Cuando se diseñaron los entonces nuevos uniformes azules, K fue uno de los escogidos para la pasarela en que se mostraron estos a todos los alumnos. K fue seleccionado joven ejemplar. Y aunque el primer año que le hicieron el proceso no consiguió el carnet de la UJC, pues le señalaron que todavía tenía que fortalecer su carácter y combatividad, en el segundo intento se metió el carnet rojo en su bolsillo.
Entonces ya nos despedíamos de la Secundaria Básica y K lo hizo con broche de oro: integrando las filas del Destacamento Pedagógico.
Después a todos nos han pasado muchas cosas. Una vez algún amigo común me dijo que a K lo habían expulsado de la escuela donde estaba trabajando porque lo sorprendieron con una alumna en el privado.
Hoy trato de componer lo que puede haber sido su vida: No creo que ande por las calles de esta Santa Clara porque algún día nos hubiéramos encontrado. ¿Estará por la capital, donde residía su padre? ¿Se habrá rehabilitado en la carrera pedagógica o ejercerá cualquier otro oficio o profesión alternativa? ¿Se habrá ido K en busca de su madre noventa millas al norte? ¿Se mantendrá firme en su elección heterosexual? ¿Sería esta una elección sincera o motivo de las presiones que ejercimos nosotros para convertirlo en un glorioso hombre nuevo?

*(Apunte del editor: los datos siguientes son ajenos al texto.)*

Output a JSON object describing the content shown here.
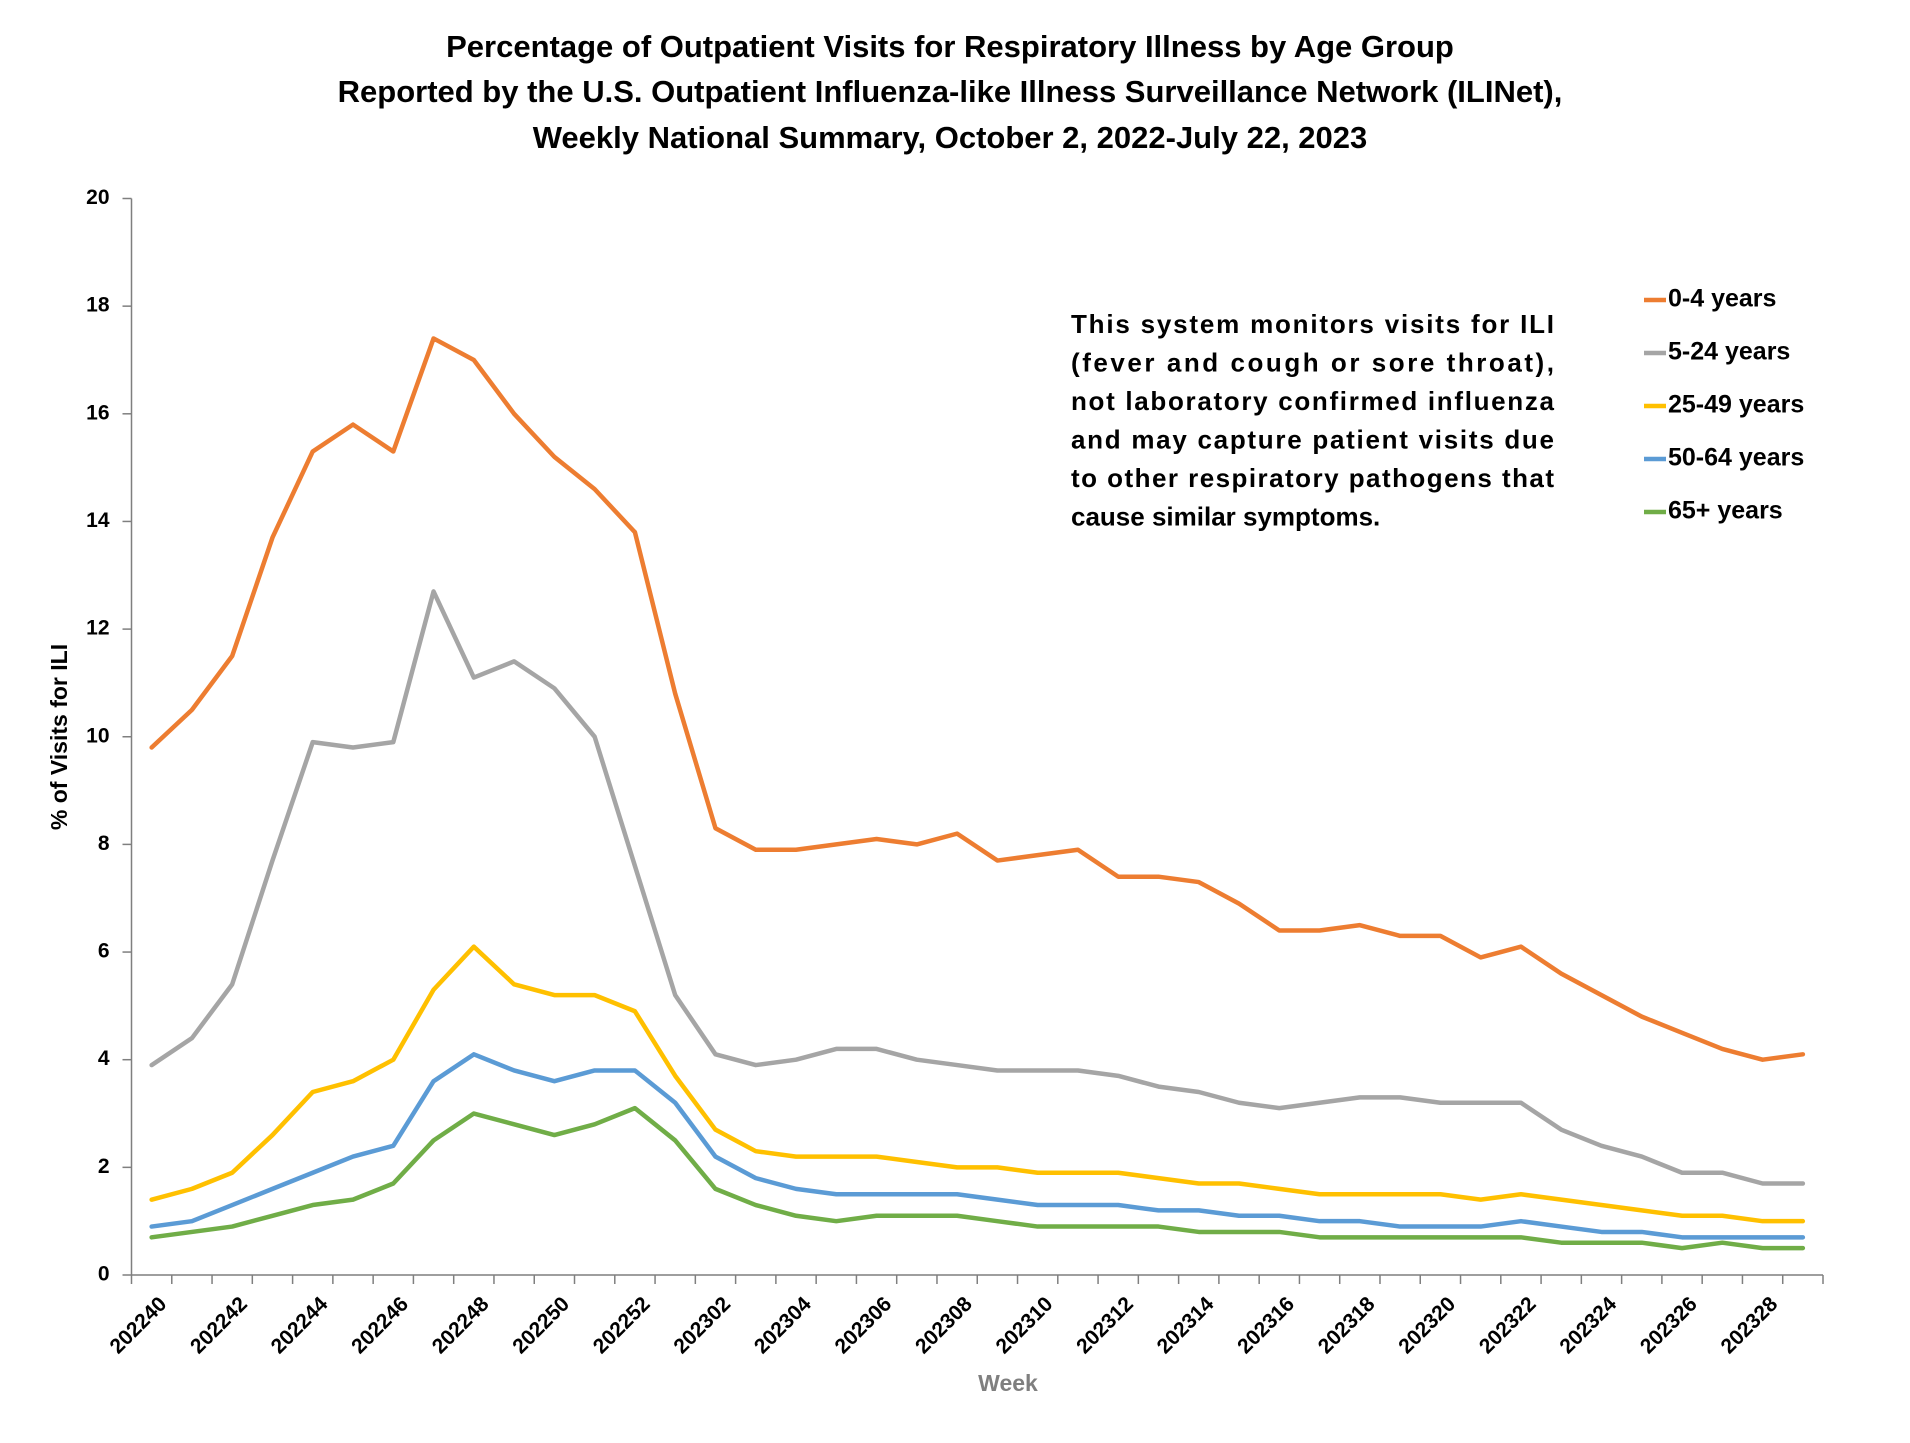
{
  "chart_data": {
    "type": "line",
    "title": [
      "Percentage of Outpatient Visits for Respiratory Illness by Age Group",
      "Reported by the U.S. Outpatient Influenza-like Illness Surveillance Network (ILINet),",
      "Weekly National Summary, October 2, 2022-July 22, 2023"
    ],
    "annotation": [
      "This system monitors visits for ILI",
      "(fever and cough or sore throat),",
      "not laboratory confirmed influenza",
      "and may capture patient visits due",
      "to other respiratory pathogens that",
      "cause similar symptoms."
    ],
    "x_label": "Week",
    "y_label": "% of Visits for ILI",
    "categories": [
      "202240",
      null,
      "202242",
      null,
      "202244",
      null,
      "202246",
      null,
      "202248",
      null,
      "202250",
      null,
      "202252",
      null,
      "202302",
      null,
      "202304",
      null,
      "202306",
      null,
      "202308",
      null,
      "202310",
      null,
      "202312",
      null,
      "202314",
      null,
      "202316",
      null,
      "202318",
      null,
      "202320",
      null,
      "202322",
      null,
      "202324",
      null,
      "202326",
      null,
      "202328",
      null
    ],
    "ylim": [
      0,
      20
    ],
    "yticks": [
      0,
      2,
      4,
      6,
      8,
      10,
      12,
      14,
      16,
      18,
      20
    ],
    "legend": "top-right",
    "series": [
      {
        "name": "0-4 years",
        "color": "#ED7D31",
        "values": [
          9.8,
          10.5,
          11.5,
          13.7,
          15.3,
          15.8,
          15.3,
          17.4,
          17.0,
          16.0,
          15.2,
          14.6,
          13.8,
          10.8,
          8.3,
          7.9,
          7.9,
          8.0,
          8.1,
          8.0,
          8.2,
          7.7,
          7.8,
          7.9,
          7.4,
          7.4,
          7.3,
          6.9,
          6.4,
          6.4,
          6.5,
          6.3,
          6.3,
          5.9,
          6.1,
          5.6,
          5.2,
          4.8,
          4.5,
          4.2,
          4.0,
          4.1
        ]
      },
      {
        "name": "5-24 years",
        "color": "#A5A5A5",
        "values": [
          3.9,
          4.4,
          5.4,
          7.7,
          9.9,
          9.8,
          9.9,
          12.7,
          11.1,
          11.4,
          10.9,
          10.0,
          7.6,
          5.2,
          4.1,
          3.9,
          4.0,
          4.2,
          4.2,
          4.0,
          3.9,
          3.8,
          3.8,
          3.8,
          3.7,
          3.5,
          3.4,
          3.2,
          3.1,
          3.2,
          3.3,
          3.3,
          3.2,
          3.2,
          3.2,
          2.7,
          2.4,
          2.2,
          1.9,
          1.9,
          1.7,
          1.7
        ]
      },
      {
        "name": "25-49 years",
        "color": "#FFC000",
        "values": [
          1.4,
          1.6,
          1.9,
          2.6,
          3.4,
          3.6,
          4.0,
          5.3,
          6.1,
          5.4,
          5.2,
          5.2,
          4.9,
          3.7,
          2.7,
          2.3,
          2.2,
          2.2,
          2.2,
          2.1,
          2.0,
          2.0,
          1.9,
          1.9,
          1.9,
          1.8,
          1.7,
          1.7,
          1.6,
          1.5,
          1.5,
          1.5,
          1.5,
          1.4,
          1.5,
          1.4,
          1.3,
          1.2,
          1.1,
          1.1,
          1.0,
          1.0
        ]
      },
      {
        "name": "50-64 years",
        "color": "#5B9BD5",
        "values": [
          0.9,
          1.0,
          1.3,
          1.6,
          1.9,
          2.2,
          2.4,
          3.6,
          4.1,
          3.8,
          3.6,
          3.8,
          3.8,
          3.2,
          2.2,
          1.8,
          1.6,
          1.5,
          1.5,
          1.5,
          1.5,
          1.4,
          1.3,
          1.3,
          1.3,
          1.2,
          1.2,
          1.1,
          1.1,
          1.0,
          1.0,
          0.9,
          0.9,
          0.9,
          1.0,
          0.9,
          0.8,
          0.8,
          0.7,
          0.7,
          0.7,
          0.7
        ]
      },
      {
        "name": "65+ years",
        "color": "#70AD47",
        "values": [
          0.7,
          0.8,
          0.9,
          1.1,
          1.3,
          1.4,
          1.7,
          2.5,
          3.0,
          2.8,
          2.6,
          2.8,
          3.1,
          2.5,
          1.6,
          1.3,
          1.1,
          1.0,
          1.1,
          1.1,
          1.1,
          1.0,
          0.9,
          0.9,
          0.9,
          0.9,
          0.8,
          0.8,
          0.8,
          0.7,
          0.7,
          0.7,
          0.7,
          0.7,
          0.7,
          0.6,
          0.6,
          0.6,
          0.5,
          0.6,
          0.5,
          0.5
        ]
      }
    ]
  }
}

¿Dónde está mi amigo K? ¿Se acordará de nosotros, agradecido? ¿O querrá olvidar aquellos días en que posiblemente le estuviéramos forzando a ser la persona que él no quería ser?
Son muchas mis dudas.
Yo pienso que quizás un día volveremos a encontrarnos. Pero no le preguntaré nada. Solo le miraré a los ojos, esos ojos claros y espantados de K, e intentaré sostenerle la mirada.